For a positive integer $g$, let us denote the connected closed orientable surface with genus $g$ by $M_g$. Suppose we have an $n$-sheeted covering map $p:M_{g_1} \to M_{g_2}$. I want to show that $p_* : H_2(M_{g_1}) \to H_2 (M_{g_2})$ is multiplication by $n$. (We know that $H_2(M_g)$ is $\Bbb Z$. Actually there is ambiguity of sign, but here I mean "multiplication by $n$ with appropriate generators".)
I tried to use the local degree argument. Although degree is defined only for spheres, but we can define degrees for a map $M_{g_1} \to M_{g_2}$ in an obvious way, and also we can use the same argument to show that the degree of $p_*$ is the sum of the local degrees.

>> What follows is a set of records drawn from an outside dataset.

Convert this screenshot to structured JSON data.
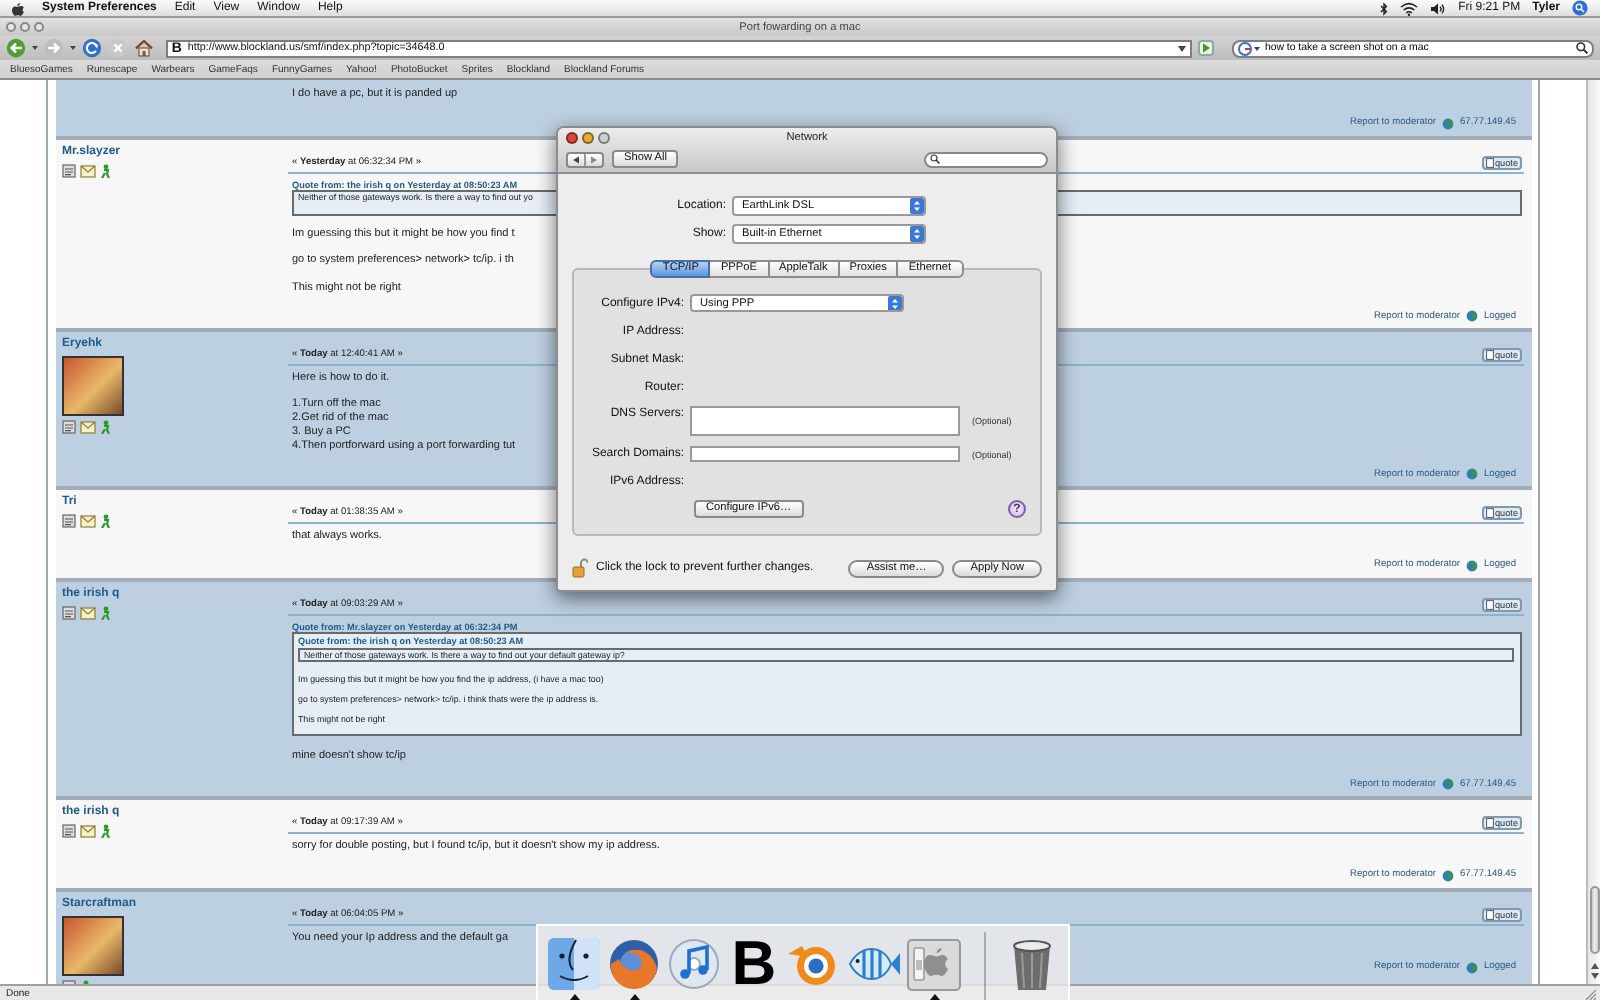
{
  "menubar": {
    "app": "System Preferences",
    "menus": [
      "Edit",
      "View",
      "Window",
      "Help"
    ],
    "clock": "Fri 9:21 PM",
    "user": "Tyler"
  },
  "browser": {
    "title": "Port fowarding on a mac",
    "favicon": "B",
    "url": "http://www.blockland.us/smf/index.php?topic=34648.0",
    "search": "how to take a screen shot on a mac",
    "bookmarks": [
      "BluesoGames",
      "Runescape",
      "Warbears",
      "GameFaqs",
      "FunnyGames",
      "Yahoo!",
      "PhotoBucket",
      "Sprites",
      "Blockland",
      "Blockland Forums"
    ],
    "status": "Done"
  },
  "posts": [
    {
      "body": [
        {
          "kind": "para",
          "lines": [
            "I do have a pc, but it is panded up"
          ]
        }
      ],
      "report": "Report to moderator",
      "footer_note": "67.77.149.45"
    },
    {
      "author": "Mr.slayzer",
      "avatar": false,
      "email_icon": true,
      "date": "« **Yesterday** at 06:32:34 PM »",
      "quote_button": "quote",
      "body": [
        {
          "kind": "quote",
          "header": "Quote from: the irish q on Yesterday at 08:50:23 AM",
          "body": [
            {
              "kind": "para",
              "lines": [
                "Neither of those gateways work. Is there a way to find out yo"
              ]
            }
          ]
        },
        {
          "kind": "para",
          "lines": [
            "Im guessing this but it might be how you find t"
          ]
        },
        {
          "kind": "para",
          "lines": [
            "go to system preferences> network> tc/ip. i th"
          ]
        },
        {
          "kind": "para",
          "lines": [
            "This might not be right"
          ]
        }
      ],
      "report": "Report to moderator",
      "footer_note": "Logged"
    },
    {
      "author": "Eryehk",
      "avatar": true,
      "email_icon": true,
      "date": "« **Today** at 12:40:41 AM »",
      "quote_button": "quote",
      "body": [
        {
          "kind": "para",
          "lines": [
            "Here is how to do it."
          ]
        },
        {
          "kind": "para",
          "lines": [
            "1.Turn off the mac",
            "2.Get rid of the mac",
            "3. Buy a PC",
            "4.Then portforward using a port forwarding tut"
          ]
        }
      ],
      "report": "Report to moderator",
      "footer_note": "Logged"
    },
    {
      "author": "Tri",
      "avatar": false,
      "email_icon": true,
      "date": "« **Today** at 01:38:35 AM »",
      "quote_button": "quote",
      "body": [
        {
          "kind": "para",
          "lines": [
            "that always works."
          ]
        }
      ],
      "report": "Report to moderator",
      "footer_note": "Logged"
    },
    {
      "author": "the irish q",
      "avatar": false,
      "email_icon": true,
      "date": "« **Today** at 09:03:29 AM »",
      "quote_button": "quote",
      "body": [
        {
          "kind": "quote",
          "header": "Quote from: Mr.slayzer on Yesterday at 06:32:34 PM",
          "body": [
            {
              "kind": "quote",
              "header": "Quote from: the irish q on Yesterday at 08:50:23 AM",
              "body": [
                {
                  "kind": "para",
                  "lines": [
                    "Neither of those gateways work. Is there a way to find out your default gateway ip?"
                  ]
                }
              ]
            },
            {
              "kind": "para",
              "lines": [
                "Im guessing this but it might be how you find the ip address, (i have a mac too)"
              ]
            },
            {
              "kind": "para",
              "lines": [
                "go to system preferences> network> tc/ip. i think thats were the ip address is."
              ]
            },
            {
              "kind": "para",
              "lines": [
                "This might not be right"
              ]
            }
          ]
        },
        {
          "kind": "para",
          "lines": [
            "mine doesn't show tc/ip"
          ]
        }
      ],
      "report": "Report to moderator",
      "footer_note": "67.77.149.45"
    },
    {
      "author": "the irish q",
      "avatar": false,
      "email_icon": true,
      "date": "« **Today** at 09:17:39 AM »",
      "quote_button": "quote",
      "body": [
        {
          "kind": "para",
          "lines": [
            "sorry for double posting, but I found tc/ip, but it doesn't show my ip address."
          ]
        }
      ],
      "report": "Report to moderator",
      "footer_note": "67.77.149.45"
    },
    {
      "author": "Starcraftman",
      "avatar": true,
      "email_icon": false,
      "date": "« **Today** at 06:04:05 PM »",
      "quote_button": "quote",
      "body": [
        {
          "kind": "para",
          "lines": [
            "You need your Ip address and the default ga"
          ]
        }
      ],
      "report": "Report to moderator",
      "footer_note": "Logged"
    }
  ],
  "network": {
    "title": "Network",
    "show_all": "Show All",
    "location_label": "Location:",
    "location": "EarthLink DSL",
    "show_label": "Show:",
    "show": "Built-in Ethernet",
    "tabs": [
      {
        "label": "TCP/IP",
        "selected": true
      },
      {
        "label": "PPPoE",
        "selected": false
      },
      {
        "label": "AppleTalk",
        "selected": false
      },
      {
        "label": "Proxies",
        "selected": false
      },
      {
        "label": "Ethernet",
        "selected": false
      }
    ],
    "rows": [
      {
        "kind": "popup",
        "label": "Configure IPv4:",
        "value": "Using PPP"
      },
      {
        "kind": "static",
        "label": "IP Address:"
      },
      {
        "kind": "static",
        "label": "Subnet Mask:"
      },
      {
        "kind": "static",
        "label": "Router:"
      },
      {
        "kind": "textarea",
        "label": "DNS Servers:",
        "note": "(Optional)"
      },
      {
        "kind": "field",
        "label": "Search Domains:",
        "note": "(Optional)"
      },
      {
        "kind": "static",
        "label": "IPv6 Address:"
      }
    ],
    "configure_button": "Configure IPv6…",
    "help_button": "?",
    "lock_text": "Click the lock to prevent further changes.",
    "buttons": [
      "Assist me…",
      "Apply Now"
    ]
  },
  "dock": [
    {
      "kind": "finder",
      "running": true
    },
    {
      "kind": "firefox",
      "running": true
    },
    {
      "kind": "itunes",
      "running": false
    },
    {
      "kind": "letter",
      "label": "B",
      "running": false
    },
    {
      "kind": "blender",
      "running": false
    },
    {
      "kind": "fish",
      "running": false
    },
    {
      "kind": "sysprefs",
      "running": true
    },
    {
      "kind": "trash",
      "running": false
    }
  ]
}
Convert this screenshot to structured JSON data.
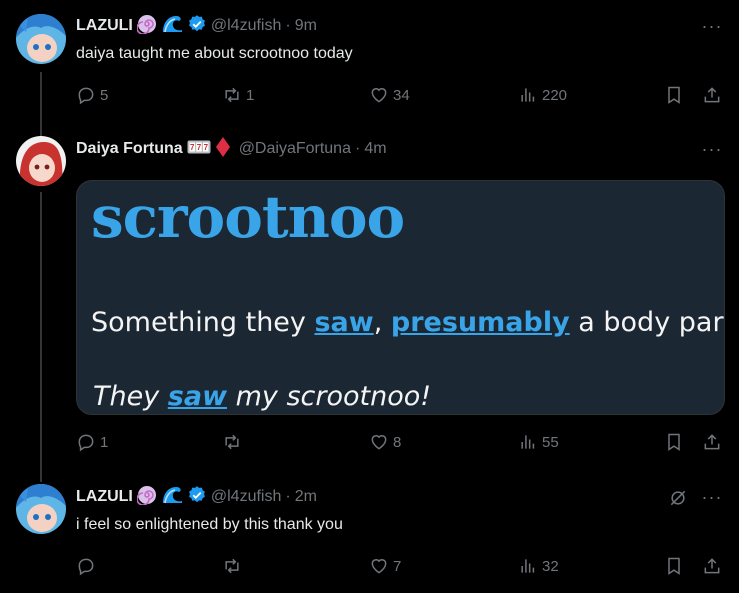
{
  "tweets": [
    {
      "name": "LAZULI",
      "handle": "@l4zufish",
      "time": "9m",
      "text": "daiya taught me about scrootnoo today",
      "replies": "5",
      "reposts": "1",
      "likes": "34",
      "views": "220"
    },
    {
      "name": "Daiya Fortuna",
      "handle": "@DaiyaFortuna",
      "time": "4m",
      "replies": "1",
      "reposts": "",
      "likes": "8",
      "views": "55",
      "media": {
        "word": "scrootnoo",
        "def_before": "Something they ",
        "def_link1": "saw",
        "def_mid": ", ",
        "def_link2": "presumably",
        "def_after": " a body part- Lik",
        "ex_before": "They ",
        "ex_link": "saw",
        "ex_after": " my scrootnoo!"
      }
    },
    {
      "name": "LAZULI",
      "handle": "@l4zufish",
      "time": "2m",
      "text": "i feel so enlightened by this thank you",
      "replies": "",
      "reposts": "",
      "likes": "7",
      "views": "32"
    }
  ],
  "separator": "·",
  "more_label": "···",
  "colors": {
    "verified": "#1d9bf0",
    "muted": "#71767b",
    "link": "#3aa4e8",
    "card_bg": "#1b2733"
  }
}
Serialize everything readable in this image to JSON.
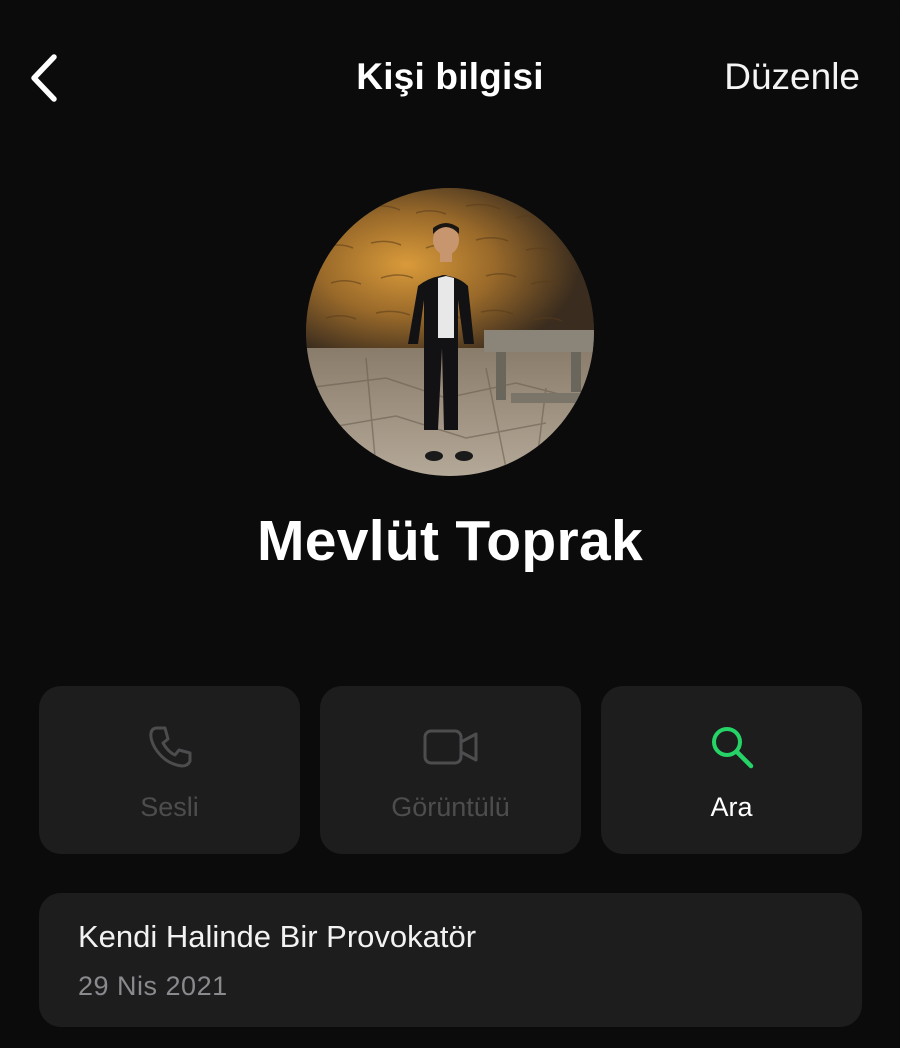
{
  "header": {
    "title": "Kişi bilgisi",
    "edit_label": "Düzenle"
  },
  "contact": {
    "name": "Mevlüt Toprak"
  },
  "actions": [
    {
      "label": "Sesli",
      "icon": "phone-icon",
      "enabled": false
    },
    {
      "label": "Görüntülü",
      "icon": "video-camera-icon",
      "enabled": false
    },
    {
      "label": "Ara",
      "icon": "search-icon",
      "enabled": true
    }
  ],
  "about": {
    "text": "Kendi Halinde Bir Provokatör",
    "date": "29 Nis 2021"
  },
  "colors": {
    "background": "#0b0b0b",
    "tile": "#1d1d1e",
    "accent_green": "#25d366",
    "disabled_gray": "#4d4d4f",
    "secondary_text": "#8a8a8e"
  }
}
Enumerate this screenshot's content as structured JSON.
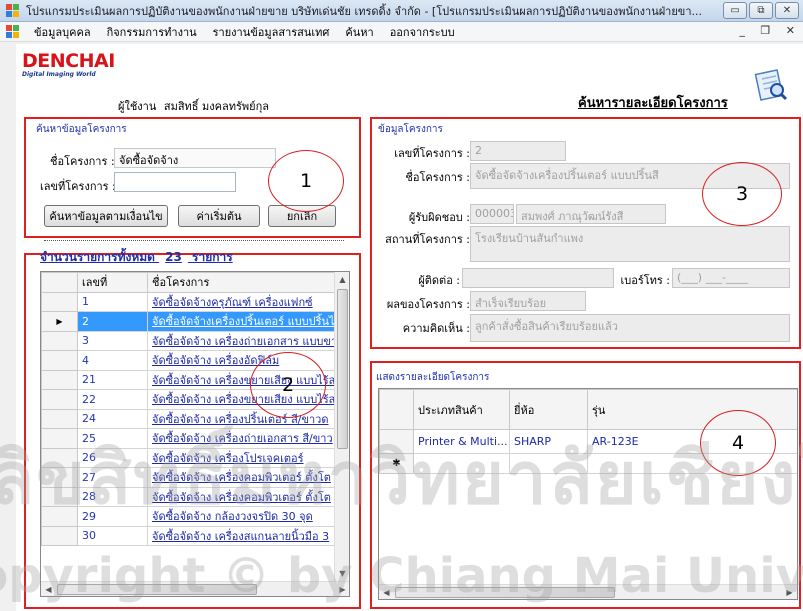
{
  "window": {
    "title": "โปรแกรมประเมินผลการปฏิบัติงานของพนักงานฝ่ายขาย บริษัทเด่นชัย เทรดดิ้ง จำกัด - [โปรแกรมประเมินผลการปฏิบัติงานของพนักงานฝ่ายขา...",
    "minimize": "▭",
    "restore": "⧉",
    "close": "✕",
    "mdi_controls": "_ ❐ ✕"
  },
  "menu": {
    "items": [
      "ข้อมูลบุคคล",
      "กิจกรรมการทำงาน",
      "รายงานข้อมูลสารสนเทศ",
      "ค้นหา",
      "ออกจากระบบ"
    ]
  },
  "header": {
    "logo_big": "DENCHAI",
    "logo_small": "Digital Imaging World",
    "user_label": "ผู้ใช้งาน",
    "user_name": "สมสิทธิ์ มงคลทรัพย์กุล",
    "page_title": "ค้นหารายละเอียดโครงการ"
  },
  "search_panel": {
    "title": "ค้นหาข้อมูลโครงการ",
    "name_label": "ชื่อโครงการ :",
    "name_value": "จัดซื้อจัดจ้าง",
    "id_label": "เลขที่โครงการ :",
    "id_value": "",
    "btn_search": "ค้นหาข้อมูลตามเงื่อนไข",
    "btn_reset": "ค่าเริ่มต้น",
    "btn_cancel": "ยกเลิก"
  },
  "list_panel": {
    "count_label": "จำนวนรายการทั้งหมด",
    "count_value": "23",
    "count_unit": "รายการ",
    "col_id": "เลขที่",
    "col_name": "ชื่อโครงการ",
    "rows": [
      {
        "id": "1",
        "name": "จัดซื้อจัดจ้างครุภัณฑ์ เครื่องแฟกซ์"
      },
      {
        "id": "2",
        "name": "จัดซื้อจัดจ้างเครื่องปริ้นเตอร์ แบบปริ้นไ"
      },
      {
        "id": "3",
        "name": "จัดซื้อจัดจ้าง เครื่องถ่ายเอกสาร แบบขา"
      },
      {
        "id": "4",
        "name": "จัดซื้อจัดจ้าง เครื่องอัดฟิล์ม"
      },
      {
        "id": "21",
        "name": "จัดซื้อจัดจ้าง เครื่องขยายเสียง แบบไร้ส"
      },
      {
        "id": "22",
        "name": "จัดซื้อจัดจ้าง เครื่องขยายเสียง แบบไร้ส"
      },
      {
        "id": "24",
        "name": "จัดซื้อจัดจ้าง เครื่องปริ้นเตอร์ สี/ขาวด"
      },
      {
        "id": "25",
        "name": "จัดซื้อจัดจ้าง เครื่องถ่ายเอกสาร สี/ขาว"
      },
      {
        "id": "26",
        "name": "จัดซื้อจัดจ้าง เครื่องโปรเจคเตอร์"
      },
      {
        "id": "27",
        "name": "จัดซื้อจัดจ้าง เครื่องคอมพิวเตอร์ ตั้งโต"
      },
      {
        "id": "28",
        "name": "จัดซื้อจัดจ้าง เครื่องคอมพิวเตอร์ ตั้งโต"
      },
      {
        "id": "29",
        "name": "จัดซื้อจัดจ้าง กล้องวงจรปิด 30 จุด"
      },
      {
        "id": "30",
        "name": "จัดซื้อจัดจ้าง เครื่องสแกนลายนิ้วมือ 3"
      }
    ],
    "selected_index": 1
  },
  "detail_panel": {
    "title": "ข้อมูลโครงการ",
    "id_label": "เลขที่โครงการ :",
    "id_value": "2",
    "name_label": "ชื่อโครงการ :",
    "name_value": "จัดซื้อจัดจ้างเครื่องปริ้นเตอร์ แบบปริ้นสี",
    "owner_label": "ผู้รับผิดชอบ :",
    "owner_id": "000003",
    "owner_name": "สมพงศ์ ภาณุวัฒน์รังสี",
    "place_label": "สถานที่โครงการ :",
    "place_value": "โรงเรียนบ้านสันกำแพง",
    "contact_label": "ผู้ติดต่อ :",
    "contact_value": "",
    "phone_label": "เบอร์โทร :",
    "phone_value": "(___) ___-____",
    "result_label": "ผลของโครงการ :",
    "result_value": "สำเร็จเรียบร้อย",
    "comment_label": "ความคิดเห็น :",
    "comment_value": "ลูกค้าสั่งซื้อสินค้าเรียบร้อยแล้ว"
  },
  "items_panel": {
    "title": "แสดงรายละเอียดโครงการ",
    "col_type": "ประเภทสินค้า",
    "col_brand": "ยี่ห้อ",
    "col_model": "รุ่น",
    "row": {
      "type": "Printer & Multi...",
      "brand": "SHARP",
      "model": "AR-123E"
    },
    "new_row_marker": "✱"
  },
  "annotations": {
    "c1": "1",
    "c2": "2",
    "c3": "3",
    "c4": "4"
  },
  "watermark": {
    "line1": "ลิขสิทธิ์มหาวิทยาลัยเชียงใหม่",
    "line2": "Copyright © by Chiang Mai University"
  },
  "colors": {
    "accent": "#e02020",
    "link": "#1d2aa8",
    "selection": "#3399ff"
  }
}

Since $p$ is a covering map, it is a local homeomorphism, so at every point of $M_{g_1}$ the local degree must be $+1$ or $-1$. Fix a point $y$ in $M_{g_2}$. Since $p$ is $n$-to-$1$, $p^{-1}(y)$ consists of $n$ distinct points. Now if I show that the sign of the local degree at each of these $n$ points are equal, then I would be done, but I'm not sure about this. Intuitively it seems true, but how do I have to show this? I don't think local degree is locally constant in general.
Best Answer
Hint: Show that the local degree is constant in a neighborhood (using local orientations as @ConnorMalin suggested). Then since $M_{g_1}$ is connected, the local degree is constant.